Fortunately, I woke just in time for the evening activity. Refreshed and camera in hand, we took off on a “Dune Bashing” adventure. Wow, this is really hard to describe. But suffice to say that whenever I think of it, I smile. In a nut shell, we signed the ‘death-waivers’, accompanied by funny little quips by us insurance geeks of course, climbed into Toyota Land Cruisers equipped with interior roll-bars, let the air out of the tires, and proceeded to race up and down, in and around, monster dunes – not for the tender stomach, lemme-tell-ya.
(Here’s a LINK to the video clip next time you’re on Facebook. I’ll be making a longer video with a series of clips as soon as I get some other things done.)
Fast forward to the presentation the next day. It went really well. The group was very expressive, had some great comments and observations, liked the Social Tech observations I made, and definitely got their money’s worth. So – Mission Accomplished. One of the attendees gave me a great Recommendation on Linkedin. I see tremendous potential for the enterprise and the individual business units. I was actually very impressed the way they went about things and their focus points. I do hope that we can do more together. But enough on that…
And suddenly I found myself back in the car, back in Dubai, and back to D.C. Seriously. The trip home was stunningly fast. I worked on the images in the car, no issues with the plane this time, and I indeed slept for 12 of the 14 hours. Really. SLEPT for 12 hours straight, sure a bit of tossing and turning in the flat-bed seat, but none-the-less – slept. Somewhere along the line I picked up the obligatory cold. (But it was actually miraculous that I hadn’t gotten sick leading up to that trip with all the travel I was doing in the weeks before, plus my wife being sick for essentially two weeks before.)
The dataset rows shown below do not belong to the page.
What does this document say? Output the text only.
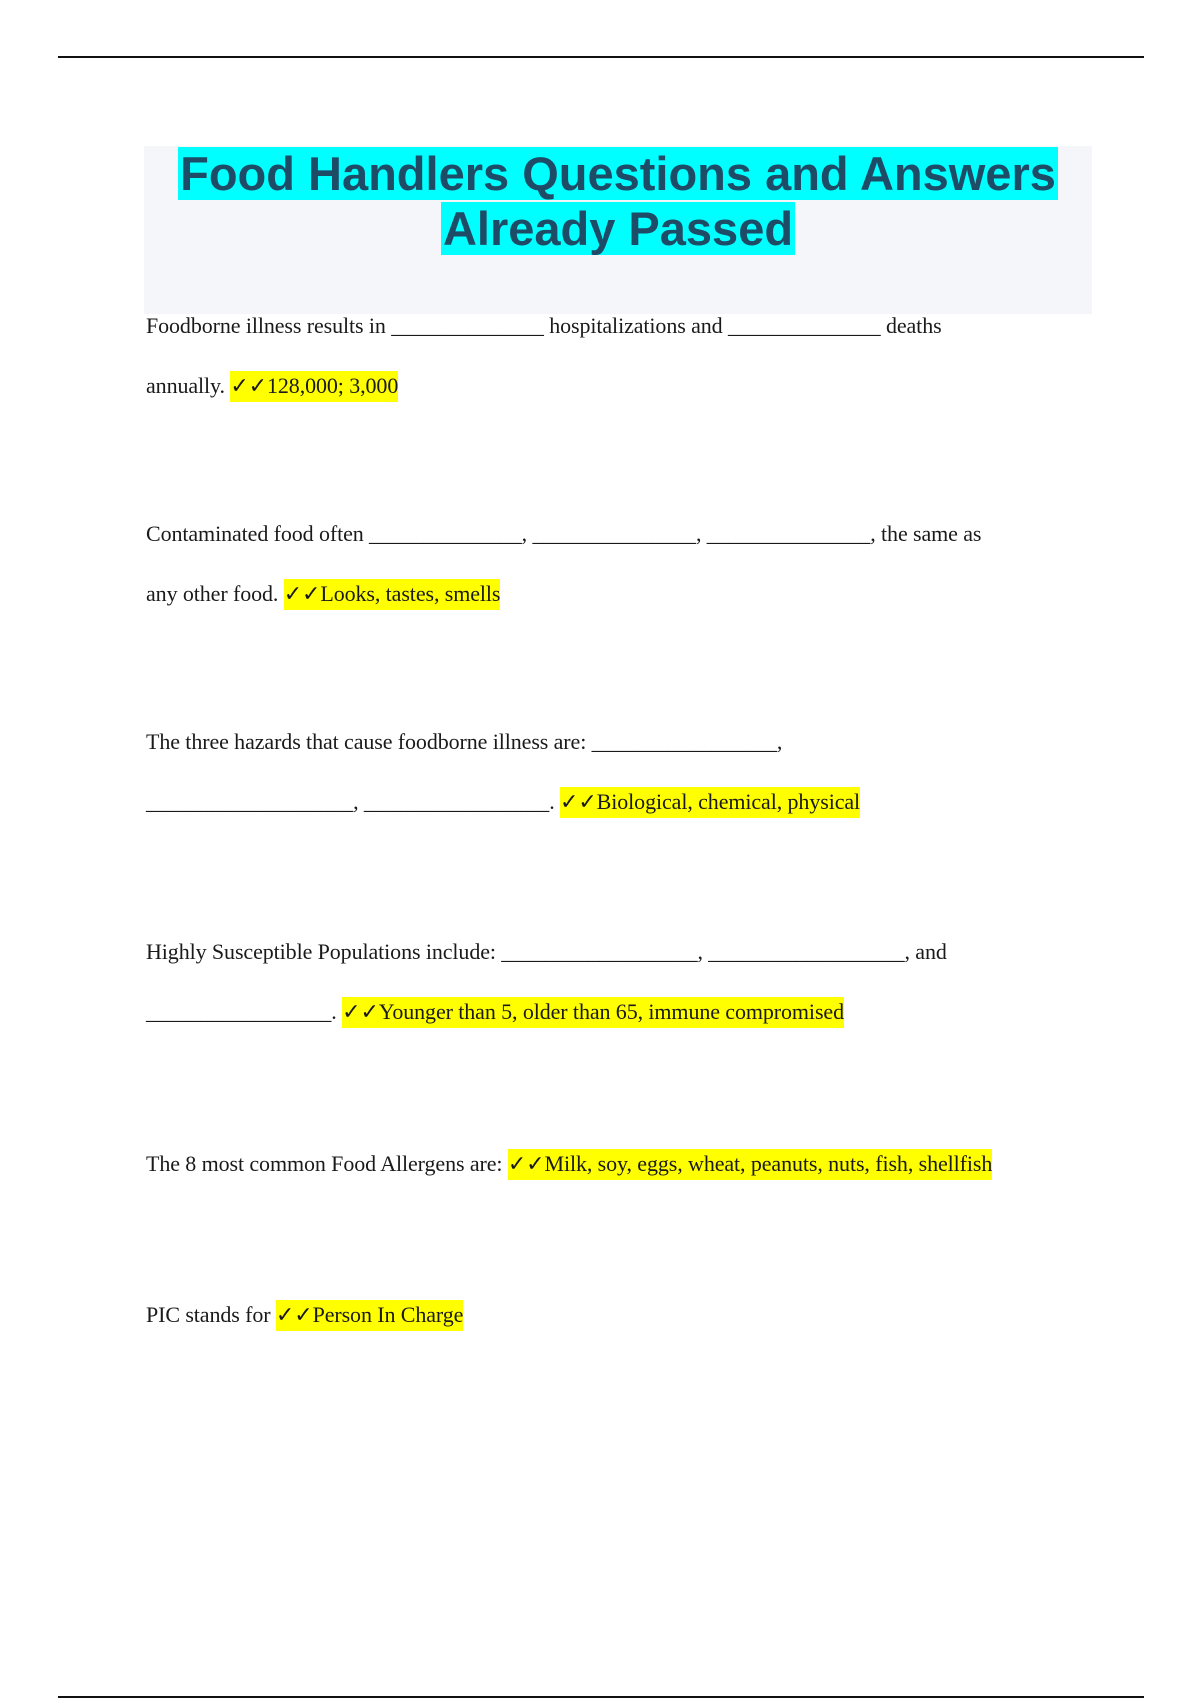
Food Handlers Questions and Answers
Already Passed

Foodborne illness results in ______________ hospitalizations and ______________ deaths
annually. ✓✓128,000; 3,000

Contaminated food often ______________, _______________, _______________, the same as
any other food. ✓✓Looks, tastes, smells

The three hazards that cause foodborne illness are: _________________,
___________________, _________________. ✓✓Biological, chemical, physical

Highly Susceptible Populations include: __________________, __________________, and
_________________. ✓✓Younger than 5, older than 65, immune compromised

The 8 most common Food Allergens are: ✓✓Milk, soy, eggs, wheat, peanuts, nuts, fish, shellfish

PIC stands for ✓✓Person In Charge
So it was a great trip. Thanks to the company for giving me the chance. Thanks to all the folks that have encouraged and supported me along the way – and there are way to many to count. But most of all, as always thanks be to God, who leads and directs my life. I especially remember my best buddy, Jim Love, who gave me the key verse that started and ended the whole adventure, Ephesians 3:20. Oh, and by the way, Jim Love, a brilliant chemical engineer by trade, and mighty man of God, was ON MY PLANE on the last leg to Cleveland.